— Toi, tu es toujours le même et mis comme un prince. Ton filon doit être sérieux. Quant à moi, devine mon histoire.

— Allons déjeuner, d’abord. Je viens d’assister, en flânant, au repas des animaux féroces et ce spectacle m’a creusé ! Trouve-t-on par ici des beefsteaks moins saignants, sinon moins durs ?

Quand ils furent assis, en face l’un de l’autre, à une table de buffet de la gare :

— Voyons, sérieusement, qu’est-ce que tu fais ? demanda Manet en vidant son premier verre de sauterne.

— Mon cher, tu as l’honneur de parler à un mécanicien de première classe de l’Orléans.

L’ingénieur de la compagnie argentifère fit un geste, tout en continuant à déguster par petites gorgées son faux lur-saluces.

— Tu as fait ce que j’ai été sur le point de faire, dit-il en reposant son verre. Mais le courage m’a manqué, et j’ai encore mieux aimé courir la chance de la fièvre jaune. S’expatrier, c’est dur ! mais ce que tu endures est encore pis, troun de l’air !

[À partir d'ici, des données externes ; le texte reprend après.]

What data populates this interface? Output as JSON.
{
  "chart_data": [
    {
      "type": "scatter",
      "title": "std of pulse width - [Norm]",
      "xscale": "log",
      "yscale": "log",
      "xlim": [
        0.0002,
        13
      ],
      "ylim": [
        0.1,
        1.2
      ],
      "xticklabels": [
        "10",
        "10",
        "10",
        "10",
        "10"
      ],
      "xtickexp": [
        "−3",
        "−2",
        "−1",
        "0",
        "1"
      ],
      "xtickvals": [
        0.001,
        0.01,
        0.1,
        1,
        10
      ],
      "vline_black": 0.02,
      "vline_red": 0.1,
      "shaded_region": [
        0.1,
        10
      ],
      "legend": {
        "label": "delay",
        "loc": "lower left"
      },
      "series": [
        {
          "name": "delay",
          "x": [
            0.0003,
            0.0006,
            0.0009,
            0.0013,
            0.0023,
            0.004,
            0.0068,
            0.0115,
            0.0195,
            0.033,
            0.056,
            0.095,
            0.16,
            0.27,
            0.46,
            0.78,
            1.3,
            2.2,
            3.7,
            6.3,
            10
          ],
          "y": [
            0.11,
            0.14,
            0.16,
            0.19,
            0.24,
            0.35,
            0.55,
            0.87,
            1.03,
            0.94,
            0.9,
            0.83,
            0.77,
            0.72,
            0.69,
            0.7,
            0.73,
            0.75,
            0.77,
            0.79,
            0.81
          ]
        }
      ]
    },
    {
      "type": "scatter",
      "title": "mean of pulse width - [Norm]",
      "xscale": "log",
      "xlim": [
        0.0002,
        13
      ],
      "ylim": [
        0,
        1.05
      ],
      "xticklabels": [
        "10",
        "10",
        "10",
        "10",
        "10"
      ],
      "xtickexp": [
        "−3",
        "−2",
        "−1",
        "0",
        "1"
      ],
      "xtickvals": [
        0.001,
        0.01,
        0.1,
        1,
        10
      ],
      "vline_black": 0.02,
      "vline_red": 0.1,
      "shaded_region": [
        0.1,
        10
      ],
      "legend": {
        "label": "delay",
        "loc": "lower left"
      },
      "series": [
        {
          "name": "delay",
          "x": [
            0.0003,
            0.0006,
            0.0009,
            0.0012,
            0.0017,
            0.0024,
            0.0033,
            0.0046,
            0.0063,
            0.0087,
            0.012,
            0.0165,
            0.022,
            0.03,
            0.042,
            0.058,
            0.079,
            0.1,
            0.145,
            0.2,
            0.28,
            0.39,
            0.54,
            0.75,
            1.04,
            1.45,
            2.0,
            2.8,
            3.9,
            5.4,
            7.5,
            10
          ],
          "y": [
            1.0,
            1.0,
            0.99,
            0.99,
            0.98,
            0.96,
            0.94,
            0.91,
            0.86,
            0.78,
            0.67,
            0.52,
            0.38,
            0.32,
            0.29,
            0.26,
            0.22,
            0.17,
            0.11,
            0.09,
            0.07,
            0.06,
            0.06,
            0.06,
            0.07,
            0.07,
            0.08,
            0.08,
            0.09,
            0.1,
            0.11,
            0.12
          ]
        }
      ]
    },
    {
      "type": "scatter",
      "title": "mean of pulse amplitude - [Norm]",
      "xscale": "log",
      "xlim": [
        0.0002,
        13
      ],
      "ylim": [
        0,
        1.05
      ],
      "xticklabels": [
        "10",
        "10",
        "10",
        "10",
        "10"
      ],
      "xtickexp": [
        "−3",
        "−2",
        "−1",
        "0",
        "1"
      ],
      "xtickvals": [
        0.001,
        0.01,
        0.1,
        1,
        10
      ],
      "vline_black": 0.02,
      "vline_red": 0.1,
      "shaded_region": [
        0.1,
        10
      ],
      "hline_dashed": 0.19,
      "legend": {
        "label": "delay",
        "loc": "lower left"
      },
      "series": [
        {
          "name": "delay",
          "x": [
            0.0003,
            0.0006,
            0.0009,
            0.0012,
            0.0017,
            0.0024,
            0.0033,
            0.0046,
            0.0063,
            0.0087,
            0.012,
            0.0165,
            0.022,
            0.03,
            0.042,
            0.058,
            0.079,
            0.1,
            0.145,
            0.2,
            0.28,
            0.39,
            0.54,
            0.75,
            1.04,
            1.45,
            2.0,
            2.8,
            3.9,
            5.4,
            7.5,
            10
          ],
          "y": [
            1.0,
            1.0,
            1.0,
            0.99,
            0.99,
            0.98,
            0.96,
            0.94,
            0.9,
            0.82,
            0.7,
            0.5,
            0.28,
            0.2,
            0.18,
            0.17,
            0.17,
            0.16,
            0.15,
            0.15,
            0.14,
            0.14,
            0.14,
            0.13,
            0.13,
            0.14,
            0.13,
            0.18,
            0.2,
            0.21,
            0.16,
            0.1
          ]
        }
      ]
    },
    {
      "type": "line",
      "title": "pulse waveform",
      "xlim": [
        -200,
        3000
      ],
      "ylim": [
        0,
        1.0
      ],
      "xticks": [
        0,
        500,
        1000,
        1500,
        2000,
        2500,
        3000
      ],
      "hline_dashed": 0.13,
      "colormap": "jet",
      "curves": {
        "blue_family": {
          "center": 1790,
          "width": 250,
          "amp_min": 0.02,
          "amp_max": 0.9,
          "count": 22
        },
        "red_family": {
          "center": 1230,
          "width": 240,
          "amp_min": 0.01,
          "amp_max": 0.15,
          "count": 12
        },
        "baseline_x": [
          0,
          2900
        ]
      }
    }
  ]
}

— A présent, ce n’est rien. Si tu m’avais connu apprenti !

— Je suppose que tu ne l’as pas été longtemps ?

— Eh ! mon cher, il faut un an pour être bon chauffeur, en admettant, bien entendu, qu’on ait des dispositions. Il paraît que j’en avais d’énormes. Maintenant, je suis un monsieur. Je ne touche plus au charbon, ni à la boîte à fumée, la fatale boîte à fumée qui fait de nous des nègres ! Je conduis les express, et si tu voyais ma machine ! Un bijou fin et brillant comme la montre d’une jolie femme. Tout à l’heure nous irons la visiter.